The action in the tool bar with the JProfiler icon activates the JProfiler window. On the right side of the tool bar, several toggle buttons give access to important recording actions in JProfiler. If a recording is active, the corresponding toggle button is selected.
Of particular relevance is the CPU recording action, because CPU graph data can be shown directly in the IDE. The only parameter for graph calculation that is offered in the IDE is the thread status. To configure advanced parameters like thread selection or to use the call tree root, call tree removal and call tree view filter settings from the call tree view, you can generate the graph in the JProfiler window, it will then be shown in the IDE as well.
When you calculate a graph, the list of hot spots will be populated and the source code will be annotated with gutter icons for incoming and outgoing calls. The popup on the gutter icons shows an inline graph, clicking on a method will navigate to it. The list of hot spots shows you interesting entry points for analyzing the graph. When double-clicking on a table row, the source code is shown.
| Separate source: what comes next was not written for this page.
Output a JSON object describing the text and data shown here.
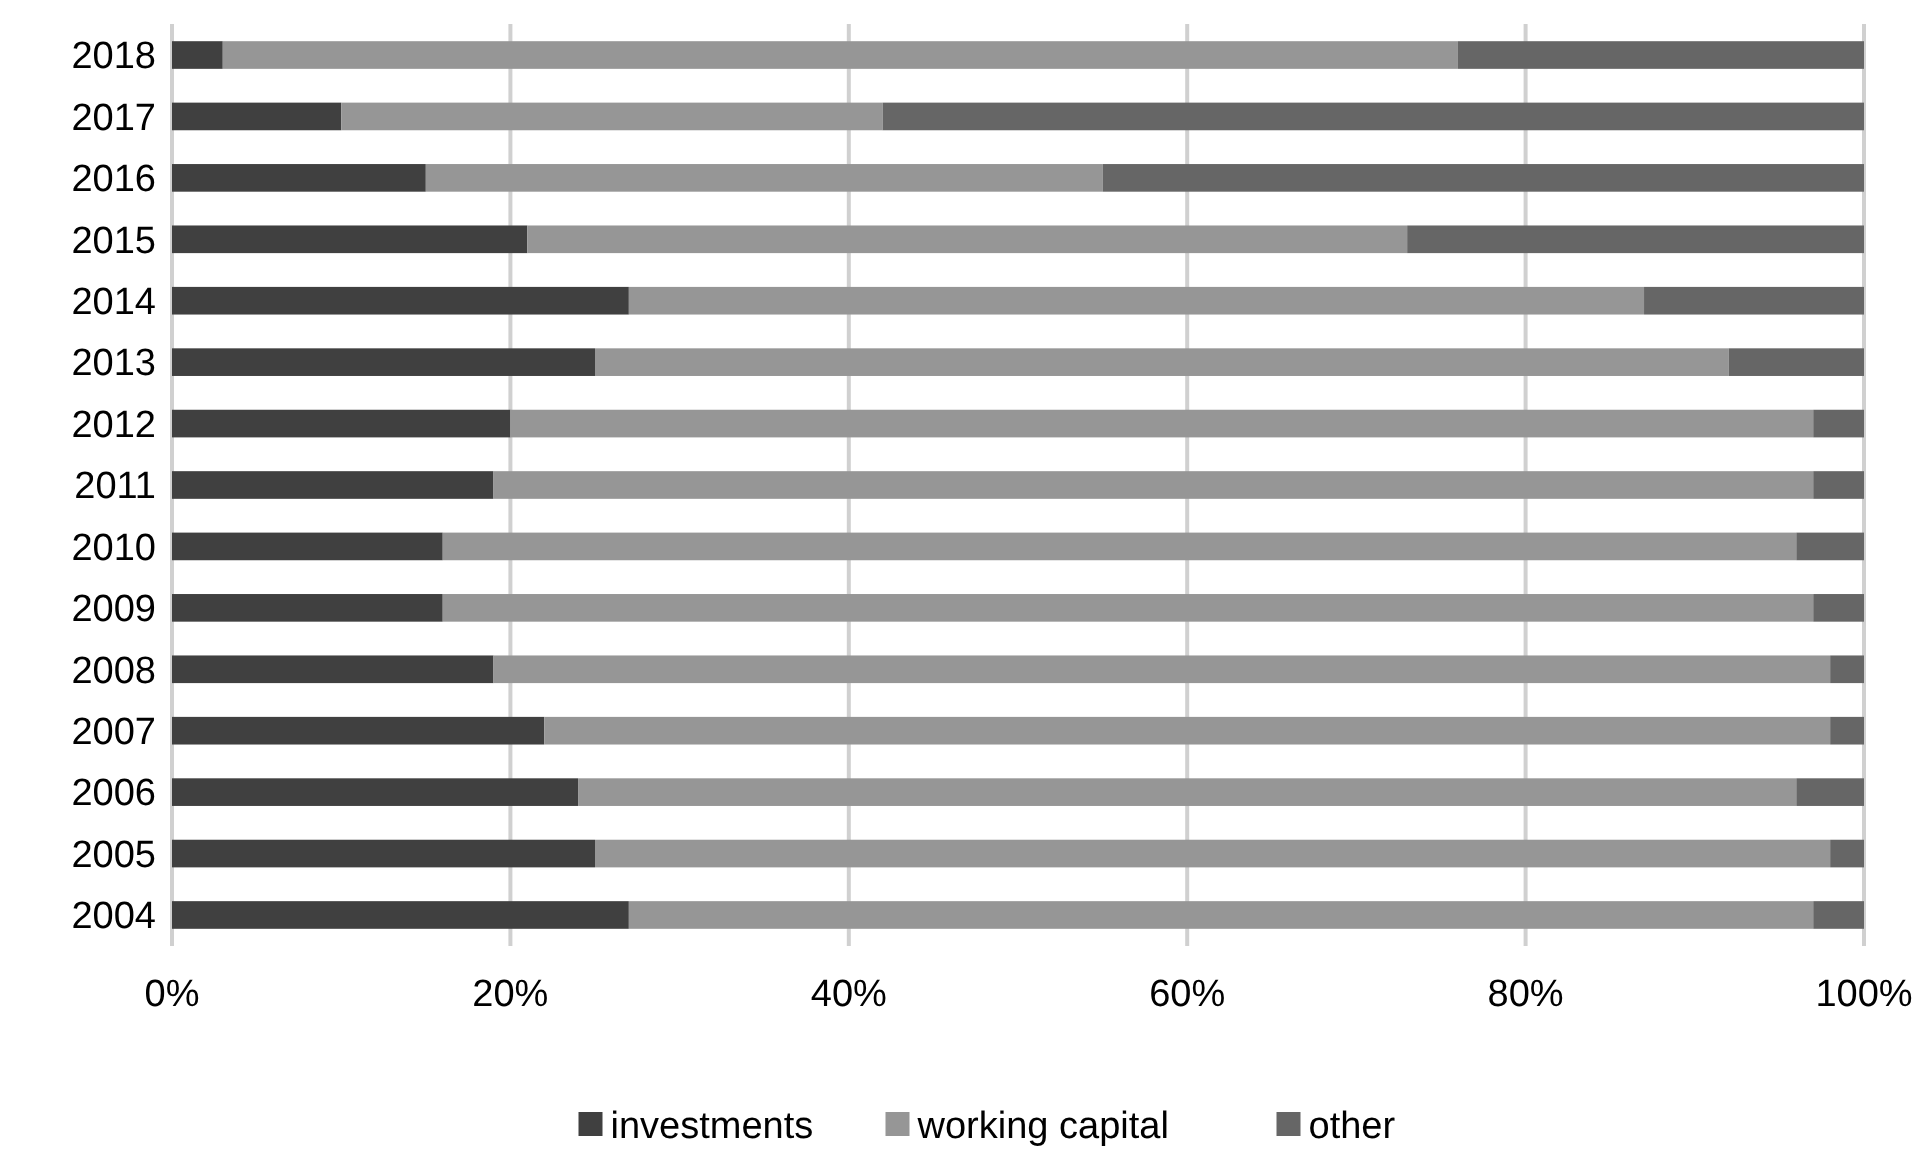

The Show in JProfiler button contains actions that activate the JProfiler window, either the selected node in the method graph or the corresponding call tree analysis in the method graph. For outgoing calls, the "Cumulated outgoing calls" analysis is offered, for the incoming calls, the "Backtraces" analysis is shown. All these actions are also available in the context menu of the hot spot list or as keyboard actions.
The eclipse plugin can profile most common launch configuration types including test run configurations and WTP run configurations. The eclipse plugin only works with the full eclipse SDKs and not with partial installations of the eclipse framework.
To profile your application from eclipse, choose one of the profiling commands in the Run menu or click on the corresponding toolbar button. The profile commands are equivalent to the debug and run commands in eclipse and are part of eclipse's infrastructure, except for the Run->Attach JProfiler to JVM menu item which is added by the JProfiler plugin.
If the menu item Run->Profile ... does not exist in the Java perspective, enable the "Profile" actions for this perspective under Window->Perspective->Customize Perspective by bringing the Action Set Availability tab to front and selecting the Profile checkbox.
Several JProfiler-related settings including the location of the JProfiler executable can be adjusted in eclipse under Window->Preferences->JProfiler.
In NetBeans, you can profile standard, free form and Maven projects that use the exec Maven plugin. To profile your application from NetBeans, choose one of the profiling commands in the Run menu or click on the corresponding toolbar button. For Maven projects that start an application in another way and for Gradle projects, start the project normally and use the Profile->Attach JProfiler To A Running JVM action in the menu.
For free form projects, you have to debug your application once before trying to profile it, because the
nbproject/ide-targets.xml is set up by the debug action. JProfiler will add a
target named "profile-jprofiler" to it with the same contents as the debug target and will try to modify
the VM parameters as needed. If you have problems profiling a free form project, check the
implementation of this target.
You can profile web applications with the integrated Tomcat or with any other Tomcat server configured in NetBeans. When your main project is a web project, selecting Profile main project with JProfiler starts the Tomcat server with profiling enabled.
If you use NetBeans with the bundled GlassFish Server and your main project is set up to use a GlassFish Server, selecting Profile main project with JProfiler starts the application server with profiling enabled.
The location of the JProfiler executable and the policy for opening new JProfiler windows can be adjusted under Miscellaneous->JProfiler in the options dialog.